Tradition Wine Making in Georgia

Georgia, the cradle of wine, with wine making history traced back to 6000 B.C to the people of South Caucasus by archaeologists. More evidences were found to support Georgia’s claims s the world’s oldest wine-producing country.

Studies of Scientists in 2015 uncovered that Georgian winemaking practices existed 3000 years before the invention of writing and 5000 years before the start of the Iron Age.

They are the first suppliers of wine and vines to the first cities of the Fertile Crescent: Babylon and Ur. During the times where Georgia was invaded back in the ancient days, Assyrian kings made exception for Georgians to pay their tribute in wine as compared to golds from the other nations.

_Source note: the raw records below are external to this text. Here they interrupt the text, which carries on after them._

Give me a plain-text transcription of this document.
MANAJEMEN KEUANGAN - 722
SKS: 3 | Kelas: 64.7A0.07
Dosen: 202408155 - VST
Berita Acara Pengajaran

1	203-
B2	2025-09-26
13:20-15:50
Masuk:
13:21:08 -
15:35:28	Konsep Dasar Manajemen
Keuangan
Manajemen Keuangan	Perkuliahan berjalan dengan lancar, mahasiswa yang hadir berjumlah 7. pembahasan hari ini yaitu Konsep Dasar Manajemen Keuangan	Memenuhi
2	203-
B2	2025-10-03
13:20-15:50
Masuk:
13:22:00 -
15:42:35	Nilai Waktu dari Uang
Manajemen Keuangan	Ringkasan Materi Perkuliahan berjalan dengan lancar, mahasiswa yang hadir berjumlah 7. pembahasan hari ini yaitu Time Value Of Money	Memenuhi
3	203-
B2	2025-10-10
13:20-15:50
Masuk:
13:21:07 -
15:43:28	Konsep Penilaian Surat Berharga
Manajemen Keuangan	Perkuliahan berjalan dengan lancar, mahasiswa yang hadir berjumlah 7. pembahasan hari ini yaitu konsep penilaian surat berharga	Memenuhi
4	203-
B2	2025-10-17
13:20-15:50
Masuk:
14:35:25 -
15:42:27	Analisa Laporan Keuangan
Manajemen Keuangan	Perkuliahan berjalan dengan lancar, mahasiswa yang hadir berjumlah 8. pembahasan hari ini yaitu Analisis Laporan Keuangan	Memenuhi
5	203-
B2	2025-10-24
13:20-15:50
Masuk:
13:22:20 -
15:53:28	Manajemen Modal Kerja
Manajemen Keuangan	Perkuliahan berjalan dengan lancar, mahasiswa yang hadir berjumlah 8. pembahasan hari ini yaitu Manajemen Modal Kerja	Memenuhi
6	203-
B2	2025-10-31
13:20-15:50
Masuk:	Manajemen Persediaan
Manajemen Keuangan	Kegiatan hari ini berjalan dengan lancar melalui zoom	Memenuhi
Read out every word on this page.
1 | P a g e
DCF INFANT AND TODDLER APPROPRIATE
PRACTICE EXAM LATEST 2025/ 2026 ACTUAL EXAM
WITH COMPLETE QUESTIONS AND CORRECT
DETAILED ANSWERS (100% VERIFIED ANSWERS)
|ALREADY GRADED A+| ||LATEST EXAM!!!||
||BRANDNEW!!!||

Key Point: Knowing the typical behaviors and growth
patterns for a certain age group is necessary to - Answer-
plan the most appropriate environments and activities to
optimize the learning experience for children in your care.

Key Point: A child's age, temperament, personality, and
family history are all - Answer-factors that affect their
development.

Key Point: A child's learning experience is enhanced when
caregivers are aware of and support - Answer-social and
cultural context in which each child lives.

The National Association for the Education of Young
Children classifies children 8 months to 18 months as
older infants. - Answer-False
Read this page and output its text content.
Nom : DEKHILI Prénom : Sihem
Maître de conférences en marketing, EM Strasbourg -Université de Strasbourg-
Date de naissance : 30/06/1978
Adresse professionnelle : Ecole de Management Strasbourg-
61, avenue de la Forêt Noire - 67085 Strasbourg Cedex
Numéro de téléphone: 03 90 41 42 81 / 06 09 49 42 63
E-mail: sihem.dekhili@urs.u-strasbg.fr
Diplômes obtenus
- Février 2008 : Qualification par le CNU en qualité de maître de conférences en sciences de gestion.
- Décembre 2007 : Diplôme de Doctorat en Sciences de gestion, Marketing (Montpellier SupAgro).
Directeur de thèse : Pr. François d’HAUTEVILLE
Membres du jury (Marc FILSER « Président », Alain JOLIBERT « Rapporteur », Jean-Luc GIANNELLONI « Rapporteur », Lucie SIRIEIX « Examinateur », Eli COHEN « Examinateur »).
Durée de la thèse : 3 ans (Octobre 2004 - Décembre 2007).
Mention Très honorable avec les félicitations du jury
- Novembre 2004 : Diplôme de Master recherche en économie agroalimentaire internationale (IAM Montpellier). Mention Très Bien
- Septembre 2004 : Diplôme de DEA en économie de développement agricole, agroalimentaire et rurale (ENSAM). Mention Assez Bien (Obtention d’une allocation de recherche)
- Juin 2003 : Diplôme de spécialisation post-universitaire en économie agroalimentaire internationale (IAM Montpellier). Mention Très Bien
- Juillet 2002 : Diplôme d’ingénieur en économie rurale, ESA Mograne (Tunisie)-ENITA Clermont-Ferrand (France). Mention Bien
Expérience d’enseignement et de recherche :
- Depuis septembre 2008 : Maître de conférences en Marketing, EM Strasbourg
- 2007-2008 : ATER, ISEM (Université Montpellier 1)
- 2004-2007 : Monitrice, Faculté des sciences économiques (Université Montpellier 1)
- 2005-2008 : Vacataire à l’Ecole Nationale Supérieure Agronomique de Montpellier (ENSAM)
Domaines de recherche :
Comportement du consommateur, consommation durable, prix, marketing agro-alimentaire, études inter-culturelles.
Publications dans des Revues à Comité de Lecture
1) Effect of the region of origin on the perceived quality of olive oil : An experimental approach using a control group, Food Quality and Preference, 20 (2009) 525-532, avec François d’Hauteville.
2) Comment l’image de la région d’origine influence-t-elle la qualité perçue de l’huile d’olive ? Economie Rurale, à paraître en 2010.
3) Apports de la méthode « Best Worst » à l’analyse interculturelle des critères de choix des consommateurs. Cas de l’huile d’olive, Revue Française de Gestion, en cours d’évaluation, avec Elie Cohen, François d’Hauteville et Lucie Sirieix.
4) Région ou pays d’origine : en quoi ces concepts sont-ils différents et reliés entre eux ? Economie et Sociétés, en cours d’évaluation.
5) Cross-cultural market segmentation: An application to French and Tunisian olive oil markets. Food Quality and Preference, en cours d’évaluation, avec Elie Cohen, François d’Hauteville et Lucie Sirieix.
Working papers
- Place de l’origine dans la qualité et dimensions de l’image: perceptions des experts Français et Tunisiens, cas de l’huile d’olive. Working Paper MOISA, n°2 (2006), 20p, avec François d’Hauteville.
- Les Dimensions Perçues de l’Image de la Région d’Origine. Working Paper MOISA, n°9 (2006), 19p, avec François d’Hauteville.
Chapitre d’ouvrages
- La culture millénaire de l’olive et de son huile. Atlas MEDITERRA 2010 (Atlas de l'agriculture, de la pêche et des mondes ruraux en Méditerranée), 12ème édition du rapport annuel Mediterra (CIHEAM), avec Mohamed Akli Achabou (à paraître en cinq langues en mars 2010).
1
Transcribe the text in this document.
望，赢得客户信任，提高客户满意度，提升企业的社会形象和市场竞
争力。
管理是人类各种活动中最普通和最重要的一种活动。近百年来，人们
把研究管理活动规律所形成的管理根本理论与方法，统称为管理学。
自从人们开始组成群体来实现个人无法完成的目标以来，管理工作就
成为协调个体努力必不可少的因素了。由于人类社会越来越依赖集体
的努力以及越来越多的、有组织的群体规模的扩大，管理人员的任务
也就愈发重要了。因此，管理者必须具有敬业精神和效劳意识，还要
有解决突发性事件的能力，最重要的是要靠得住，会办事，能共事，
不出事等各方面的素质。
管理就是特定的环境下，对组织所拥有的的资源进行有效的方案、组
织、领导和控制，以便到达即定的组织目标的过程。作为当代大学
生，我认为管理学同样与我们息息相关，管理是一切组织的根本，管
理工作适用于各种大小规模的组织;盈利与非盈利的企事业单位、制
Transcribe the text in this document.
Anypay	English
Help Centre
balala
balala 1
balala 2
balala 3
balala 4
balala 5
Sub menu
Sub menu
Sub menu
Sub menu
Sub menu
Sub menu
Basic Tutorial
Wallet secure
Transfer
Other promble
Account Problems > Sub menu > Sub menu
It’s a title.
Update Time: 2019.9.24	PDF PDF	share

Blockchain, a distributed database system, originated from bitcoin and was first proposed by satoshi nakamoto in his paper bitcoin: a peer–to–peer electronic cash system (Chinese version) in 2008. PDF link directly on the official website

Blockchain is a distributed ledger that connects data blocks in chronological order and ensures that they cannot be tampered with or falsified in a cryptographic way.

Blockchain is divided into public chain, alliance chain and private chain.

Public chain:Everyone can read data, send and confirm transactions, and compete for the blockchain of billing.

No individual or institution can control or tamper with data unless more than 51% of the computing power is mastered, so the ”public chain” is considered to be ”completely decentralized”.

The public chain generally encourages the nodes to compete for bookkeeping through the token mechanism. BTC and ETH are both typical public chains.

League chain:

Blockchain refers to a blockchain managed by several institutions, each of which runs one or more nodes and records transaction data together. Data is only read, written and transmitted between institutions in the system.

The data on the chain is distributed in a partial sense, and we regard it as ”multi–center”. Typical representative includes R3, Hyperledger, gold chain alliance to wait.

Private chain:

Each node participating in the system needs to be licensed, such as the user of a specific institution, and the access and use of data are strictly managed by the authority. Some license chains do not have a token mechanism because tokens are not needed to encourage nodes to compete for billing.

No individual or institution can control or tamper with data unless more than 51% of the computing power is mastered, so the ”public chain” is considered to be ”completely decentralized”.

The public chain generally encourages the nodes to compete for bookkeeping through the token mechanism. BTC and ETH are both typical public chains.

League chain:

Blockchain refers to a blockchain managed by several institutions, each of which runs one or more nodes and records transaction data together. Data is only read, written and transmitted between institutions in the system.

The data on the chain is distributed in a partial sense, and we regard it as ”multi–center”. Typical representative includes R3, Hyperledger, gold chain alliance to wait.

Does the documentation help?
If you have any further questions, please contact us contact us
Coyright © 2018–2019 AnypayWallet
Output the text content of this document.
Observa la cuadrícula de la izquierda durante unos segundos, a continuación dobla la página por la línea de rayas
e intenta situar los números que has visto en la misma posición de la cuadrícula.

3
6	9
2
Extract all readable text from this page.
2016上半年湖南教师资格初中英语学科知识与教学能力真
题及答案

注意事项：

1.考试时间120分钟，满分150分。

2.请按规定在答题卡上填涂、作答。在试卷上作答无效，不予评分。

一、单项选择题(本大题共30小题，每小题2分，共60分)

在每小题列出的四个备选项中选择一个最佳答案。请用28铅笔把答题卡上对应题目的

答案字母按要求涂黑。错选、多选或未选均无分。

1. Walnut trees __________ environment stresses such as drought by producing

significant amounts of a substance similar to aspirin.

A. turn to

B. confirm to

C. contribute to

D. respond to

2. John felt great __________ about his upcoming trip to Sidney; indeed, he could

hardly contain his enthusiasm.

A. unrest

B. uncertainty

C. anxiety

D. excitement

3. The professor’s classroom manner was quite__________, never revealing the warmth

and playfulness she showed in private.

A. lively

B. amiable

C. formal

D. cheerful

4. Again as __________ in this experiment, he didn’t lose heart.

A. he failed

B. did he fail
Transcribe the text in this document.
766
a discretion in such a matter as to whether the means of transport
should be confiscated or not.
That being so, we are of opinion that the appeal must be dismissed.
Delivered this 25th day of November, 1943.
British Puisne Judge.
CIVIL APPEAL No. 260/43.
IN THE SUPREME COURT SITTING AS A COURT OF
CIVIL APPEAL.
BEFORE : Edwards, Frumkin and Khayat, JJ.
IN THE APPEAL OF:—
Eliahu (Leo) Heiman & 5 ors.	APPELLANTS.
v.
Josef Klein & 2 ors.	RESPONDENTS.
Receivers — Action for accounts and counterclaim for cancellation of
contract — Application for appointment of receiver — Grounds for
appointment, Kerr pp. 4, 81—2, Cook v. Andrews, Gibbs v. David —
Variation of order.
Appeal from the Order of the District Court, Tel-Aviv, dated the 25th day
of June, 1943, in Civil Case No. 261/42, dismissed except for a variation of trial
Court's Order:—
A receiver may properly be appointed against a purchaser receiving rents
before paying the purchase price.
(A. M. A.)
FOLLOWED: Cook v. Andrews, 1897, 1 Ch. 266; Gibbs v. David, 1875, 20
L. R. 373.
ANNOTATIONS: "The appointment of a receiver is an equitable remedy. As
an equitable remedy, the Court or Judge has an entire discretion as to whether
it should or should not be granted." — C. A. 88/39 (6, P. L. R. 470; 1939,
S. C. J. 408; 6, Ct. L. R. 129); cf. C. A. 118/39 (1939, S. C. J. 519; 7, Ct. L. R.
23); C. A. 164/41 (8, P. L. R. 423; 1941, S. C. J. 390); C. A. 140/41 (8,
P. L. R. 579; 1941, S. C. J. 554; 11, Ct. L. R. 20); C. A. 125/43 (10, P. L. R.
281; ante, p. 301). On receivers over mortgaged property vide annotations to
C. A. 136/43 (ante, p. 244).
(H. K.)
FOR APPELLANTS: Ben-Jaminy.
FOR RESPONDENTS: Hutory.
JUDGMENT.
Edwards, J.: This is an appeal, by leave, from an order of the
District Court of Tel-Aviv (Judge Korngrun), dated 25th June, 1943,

Repeated assaults forced the Georgian to flee their vineyards but the Georgians had saved the saplings for cultivation in new locations due to their deep tradition of wine making which carried on till today. Especially the culture of making wines in Qveri.


Qveri, the proud wine making culture of Georgia


Traditionally, large earth vessels are used for fermentation, storage, and aging of Georgian wine. This large, egg-shaped amphorae without handles are known as Qveri. They are either buried underground or set on the floor of large wine cellars called Marani. The size of Qvevri varies with capacity ranging from 20 to around 10,000 litres, most common are the 800 litres.

After pressing the grapes, the juice, skins, stems and seeds are poured into the Qveri which is then sealed with a special black stone and the black stone is then being covered by clay which needs to be constantly kept moist to prevent cracking to prevent oxidation and other pollutants from entering the wine.

This would tell us that Georgian white wines would be more flavourful and well-structured as compared to wines made in stainless steel tanks due to the inclusion of skin in the grape juice that gives a darker tone of gold, amber and some even orange and yet stays as dry wine.

In 2013, UNESCO has inscribed this tradition as Intangible Cultural Heritage of Georgian winemaking methodology. This allows the people of today to still be able to taste the wine of the ancient culture.